IX. O que quer o Governo? | Desvalorizar o trabalho

Diz o Governo de Passos Coelho e Paulo Portas, juntamente com exército nacional de destacados economistas liberais que hegemonizam a comunicação social com os seus discursos, prática que se mantém desde o Governo de Sócrates, que para a economia recuperar e o país sair da crise é necessário reduzir salários e direitos aos trabalhadores, pois estes andam a viver acima das suas possibilidades. Esta é a ideia que tem justificado e possibilitado, através de um conjunto de medidas de austeridade, uma brutal desvalorização do trabalho em prol dos interesses do capital financeiro e do aumento da exploração. Depois de Sócrates, o actual Governo dá hoje continuidade a este plano, mas agora com a desculpa perfeita da intervenção do FMI e da União Europeia para o intensificar.
 
O Governo PS impôs um corte de 5% nos salários da função pública em 2010 e fraccionou e atrasou ao máximo a subida do salário mínimo nacional (SMN) acordada em concertação social, em 2006, que previa um aumento gradual até 500€ em 2011. Actualmente o SMN é de apenas 485€ e o Governo PSD/CDS não prevê qualquer subida, aliás, há entre estes quem defenda a sua descida com o argumento da “competitividade” das empresas.

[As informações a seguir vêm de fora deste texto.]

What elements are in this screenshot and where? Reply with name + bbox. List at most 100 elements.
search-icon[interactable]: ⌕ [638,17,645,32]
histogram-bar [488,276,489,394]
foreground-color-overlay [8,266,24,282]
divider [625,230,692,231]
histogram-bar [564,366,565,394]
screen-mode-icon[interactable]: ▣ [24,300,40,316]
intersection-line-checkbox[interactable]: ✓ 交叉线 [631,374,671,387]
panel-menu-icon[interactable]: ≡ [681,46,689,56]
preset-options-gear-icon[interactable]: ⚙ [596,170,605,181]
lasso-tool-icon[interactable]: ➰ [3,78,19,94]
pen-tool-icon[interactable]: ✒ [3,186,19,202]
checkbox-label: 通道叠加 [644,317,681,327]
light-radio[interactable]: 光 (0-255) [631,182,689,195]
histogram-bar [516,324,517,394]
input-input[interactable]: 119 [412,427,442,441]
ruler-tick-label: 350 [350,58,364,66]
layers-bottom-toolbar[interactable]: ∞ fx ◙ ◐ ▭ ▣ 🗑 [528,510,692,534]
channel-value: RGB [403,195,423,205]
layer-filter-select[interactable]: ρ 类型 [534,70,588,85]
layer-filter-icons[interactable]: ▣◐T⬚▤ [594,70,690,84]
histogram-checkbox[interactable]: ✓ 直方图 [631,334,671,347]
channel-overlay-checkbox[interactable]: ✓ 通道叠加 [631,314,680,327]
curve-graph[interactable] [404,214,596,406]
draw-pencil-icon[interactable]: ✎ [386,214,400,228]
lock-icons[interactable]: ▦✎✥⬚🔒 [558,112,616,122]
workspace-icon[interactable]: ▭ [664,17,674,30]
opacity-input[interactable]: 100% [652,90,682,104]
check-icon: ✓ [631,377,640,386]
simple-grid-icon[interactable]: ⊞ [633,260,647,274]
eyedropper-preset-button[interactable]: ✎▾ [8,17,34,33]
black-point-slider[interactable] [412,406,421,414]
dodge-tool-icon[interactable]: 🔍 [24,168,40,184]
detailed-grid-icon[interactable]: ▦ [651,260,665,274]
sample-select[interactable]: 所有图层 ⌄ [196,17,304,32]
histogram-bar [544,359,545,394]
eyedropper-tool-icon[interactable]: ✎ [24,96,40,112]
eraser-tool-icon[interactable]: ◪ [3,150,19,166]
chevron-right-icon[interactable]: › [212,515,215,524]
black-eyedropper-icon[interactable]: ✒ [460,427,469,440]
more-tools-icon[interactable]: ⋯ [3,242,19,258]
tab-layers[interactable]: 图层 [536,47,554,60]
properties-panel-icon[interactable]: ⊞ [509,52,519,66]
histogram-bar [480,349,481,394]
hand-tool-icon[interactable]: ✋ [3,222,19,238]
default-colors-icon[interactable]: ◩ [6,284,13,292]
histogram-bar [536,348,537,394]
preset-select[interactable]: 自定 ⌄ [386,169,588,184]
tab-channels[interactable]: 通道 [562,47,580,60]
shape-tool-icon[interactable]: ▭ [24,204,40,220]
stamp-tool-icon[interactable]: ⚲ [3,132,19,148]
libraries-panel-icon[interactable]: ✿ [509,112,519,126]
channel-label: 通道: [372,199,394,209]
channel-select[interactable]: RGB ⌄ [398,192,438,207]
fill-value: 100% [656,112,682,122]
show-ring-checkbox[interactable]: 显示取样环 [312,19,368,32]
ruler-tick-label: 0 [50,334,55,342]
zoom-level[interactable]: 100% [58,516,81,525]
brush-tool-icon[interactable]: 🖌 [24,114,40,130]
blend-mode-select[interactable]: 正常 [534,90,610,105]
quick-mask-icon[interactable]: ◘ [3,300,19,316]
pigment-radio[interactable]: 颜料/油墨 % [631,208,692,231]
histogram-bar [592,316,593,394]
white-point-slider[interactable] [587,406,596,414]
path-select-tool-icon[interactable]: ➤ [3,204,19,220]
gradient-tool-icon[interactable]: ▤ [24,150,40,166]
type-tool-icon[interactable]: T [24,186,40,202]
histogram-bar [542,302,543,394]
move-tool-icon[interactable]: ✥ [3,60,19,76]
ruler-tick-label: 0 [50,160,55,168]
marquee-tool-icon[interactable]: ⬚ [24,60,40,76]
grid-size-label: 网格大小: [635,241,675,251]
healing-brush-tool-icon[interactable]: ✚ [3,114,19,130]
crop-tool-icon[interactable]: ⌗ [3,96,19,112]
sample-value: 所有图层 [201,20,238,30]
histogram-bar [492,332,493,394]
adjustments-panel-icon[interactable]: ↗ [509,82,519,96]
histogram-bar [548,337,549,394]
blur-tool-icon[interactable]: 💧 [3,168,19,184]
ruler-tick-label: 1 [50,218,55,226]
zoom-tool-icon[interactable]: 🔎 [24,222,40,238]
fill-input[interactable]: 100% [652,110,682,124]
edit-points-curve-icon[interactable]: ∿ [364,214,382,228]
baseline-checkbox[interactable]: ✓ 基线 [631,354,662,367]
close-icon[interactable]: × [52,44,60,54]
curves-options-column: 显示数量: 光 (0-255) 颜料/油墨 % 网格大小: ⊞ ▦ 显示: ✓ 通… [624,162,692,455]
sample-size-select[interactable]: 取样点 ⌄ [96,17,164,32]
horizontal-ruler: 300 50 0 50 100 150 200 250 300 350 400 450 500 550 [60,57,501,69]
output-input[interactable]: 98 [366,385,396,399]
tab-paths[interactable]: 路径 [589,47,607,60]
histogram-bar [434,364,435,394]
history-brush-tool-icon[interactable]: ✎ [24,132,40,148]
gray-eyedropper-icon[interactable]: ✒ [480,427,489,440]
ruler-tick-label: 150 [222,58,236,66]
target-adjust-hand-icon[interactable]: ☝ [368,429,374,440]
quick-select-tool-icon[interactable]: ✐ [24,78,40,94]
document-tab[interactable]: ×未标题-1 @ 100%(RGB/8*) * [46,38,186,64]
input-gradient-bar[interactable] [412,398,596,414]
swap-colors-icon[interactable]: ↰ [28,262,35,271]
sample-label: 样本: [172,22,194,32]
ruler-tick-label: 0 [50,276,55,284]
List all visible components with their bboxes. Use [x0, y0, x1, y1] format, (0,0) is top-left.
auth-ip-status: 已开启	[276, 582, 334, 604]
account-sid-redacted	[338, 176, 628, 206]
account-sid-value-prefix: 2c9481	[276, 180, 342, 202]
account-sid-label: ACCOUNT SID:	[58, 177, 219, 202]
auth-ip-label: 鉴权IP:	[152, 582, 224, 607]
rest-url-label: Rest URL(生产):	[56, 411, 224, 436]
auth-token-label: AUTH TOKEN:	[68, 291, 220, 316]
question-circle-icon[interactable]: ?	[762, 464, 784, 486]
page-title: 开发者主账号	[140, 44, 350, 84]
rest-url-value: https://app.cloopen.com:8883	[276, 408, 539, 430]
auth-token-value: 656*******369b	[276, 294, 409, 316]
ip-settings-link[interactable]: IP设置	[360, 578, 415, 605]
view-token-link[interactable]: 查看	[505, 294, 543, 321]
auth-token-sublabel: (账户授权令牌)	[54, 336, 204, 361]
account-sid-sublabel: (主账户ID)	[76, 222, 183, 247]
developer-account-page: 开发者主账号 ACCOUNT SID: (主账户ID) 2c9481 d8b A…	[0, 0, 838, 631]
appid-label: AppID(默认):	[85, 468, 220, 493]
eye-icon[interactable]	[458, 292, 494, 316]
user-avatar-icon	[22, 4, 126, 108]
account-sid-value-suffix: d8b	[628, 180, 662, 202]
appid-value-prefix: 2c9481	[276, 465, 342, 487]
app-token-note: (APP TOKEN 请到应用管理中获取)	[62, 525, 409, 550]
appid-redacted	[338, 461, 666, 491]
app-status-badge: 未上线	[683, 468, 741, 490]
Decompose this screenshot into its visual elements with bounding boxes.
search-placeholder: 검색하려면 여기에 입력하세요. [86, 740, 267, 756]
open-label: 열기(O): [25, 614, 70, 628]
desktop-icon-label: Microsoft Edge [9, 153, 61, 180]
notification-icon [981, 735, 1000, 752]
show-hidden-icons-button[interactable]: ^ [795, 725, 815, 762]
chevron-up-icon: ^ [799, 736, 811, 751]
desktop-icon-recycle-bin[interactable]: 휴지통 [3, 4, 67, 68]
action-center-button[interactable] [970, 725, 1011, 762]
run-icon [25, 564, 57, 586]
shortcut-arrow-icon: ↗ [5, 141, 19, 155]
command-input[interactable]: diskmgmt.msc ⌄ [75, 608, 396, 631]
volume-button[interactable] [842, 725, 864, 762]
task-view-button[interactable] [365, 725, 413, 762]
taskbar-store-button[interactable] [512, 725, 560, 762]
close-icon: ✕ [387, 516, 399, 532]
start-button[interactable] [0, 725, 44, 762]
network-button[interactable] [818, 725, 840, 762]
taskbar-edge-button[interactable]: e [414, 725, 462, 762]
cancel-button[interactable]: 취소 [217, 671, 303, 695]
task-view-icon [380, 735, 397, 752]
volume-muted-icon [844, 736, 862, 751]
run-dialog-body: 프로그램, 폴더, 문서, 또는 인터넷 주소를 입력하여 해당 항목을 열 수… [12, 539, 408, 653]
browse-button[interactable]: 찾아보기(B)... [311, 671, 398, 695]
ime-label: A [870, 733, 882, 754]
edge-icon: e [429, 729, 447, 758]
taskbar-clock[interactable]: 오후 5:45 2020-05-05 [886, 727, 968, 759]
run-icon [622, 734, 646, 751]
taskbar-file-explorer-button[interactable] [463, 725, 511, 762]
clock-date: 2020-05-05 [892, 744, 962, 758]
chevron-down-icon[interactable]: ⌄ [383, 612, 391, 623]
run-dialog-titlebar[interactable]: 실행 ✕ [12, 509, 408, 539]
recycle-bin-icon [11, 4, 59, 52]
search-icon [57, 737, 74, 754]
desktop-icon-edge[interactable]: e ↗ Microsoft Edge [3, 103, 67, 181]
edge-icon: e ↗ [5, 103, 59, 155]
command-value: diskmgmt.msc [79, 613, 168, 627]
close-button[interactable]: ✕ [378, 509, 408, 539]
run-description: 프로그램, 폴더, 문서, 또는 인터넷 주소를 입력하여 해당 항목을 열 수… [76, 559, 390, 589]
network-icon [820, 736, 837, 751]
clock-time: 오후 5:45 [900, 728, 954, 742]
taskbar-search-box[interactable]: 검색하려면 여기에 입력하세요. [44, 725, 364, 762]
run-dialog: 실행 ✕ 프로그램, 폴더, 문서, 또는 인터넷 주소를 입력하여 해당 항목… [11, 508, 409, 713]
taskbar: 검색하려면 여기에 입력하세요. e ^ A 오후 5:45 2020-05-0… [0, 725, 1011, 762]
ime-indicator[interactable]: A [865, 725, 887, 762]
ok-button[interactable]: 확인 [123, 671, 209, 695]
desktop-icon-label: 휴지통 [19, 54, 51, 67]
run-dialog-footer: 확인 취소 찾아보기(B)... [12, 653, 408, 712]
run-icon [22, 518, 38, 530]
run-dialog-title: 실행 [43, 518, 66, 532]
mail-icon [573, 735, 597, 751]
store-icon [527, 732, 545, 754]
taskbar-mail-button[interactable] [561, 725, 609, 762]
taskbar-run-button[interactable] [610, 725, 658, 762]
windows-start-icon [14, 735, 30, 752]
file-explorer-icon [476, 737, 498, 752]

O Governo prevê congelamento de salários e pensões até 2013. Considerando que o conjunto das remunerações aos trabalhadores pelas empresas em Portugal representa em média 18% da totalidade das despesas e que os consumos intermédios (serviços externos e matérias consumidas) assumem uma importância média de 65%, facilmente constatamos que não são os salários que limitam a competitividade das empresas e que existem outras alternativas.
Mas o plano de desvalorização do trabalho não está a ser executado apenas de forma directa no salário. O fortíssimo ataque à Segurança Social que tem vindo a deteriorar diversos apoios sociais, como o apoio aos desempregados (subs. desemprego e subs. social de desemprego) e os abonos de família, representam formas indirectas desta desvalorização – é a degradação duma parte do salário e de direitos elementares, que além do mais pressionam o conjunto dos salários para baixo por via do aumento da chantagem social e da pressão do desemprego. Assim como as previstas privatizações de diversos serviços públicos (saúde, transportes, CTT, energia, etc.) que até hoje têm sido pagos com os impostos de todos nós (ou seja, com o nosso trabalho), possibilitando comparticipações diferenciadas consoante os níveis de rendimento, passarão a ser inteiramente pagos pelos nossos salários e portanto mais caros, além de escaparem ao controlo público e ao interesse geral.
Com todas as desculpas da crise, apesar de todo o discurso da inevitabilidade, sabemos que este projecto de desvalorização do trabalho representa uma perigosa regressão social. É um plano que encontra agora terreno fértil para se desenvolver, mas que corresponde a ambições que estão muito para lá da resposta à crise. É a esse projecto que o mundo do trabalho e o conjunto da sociedade terá de se opor para o evitar.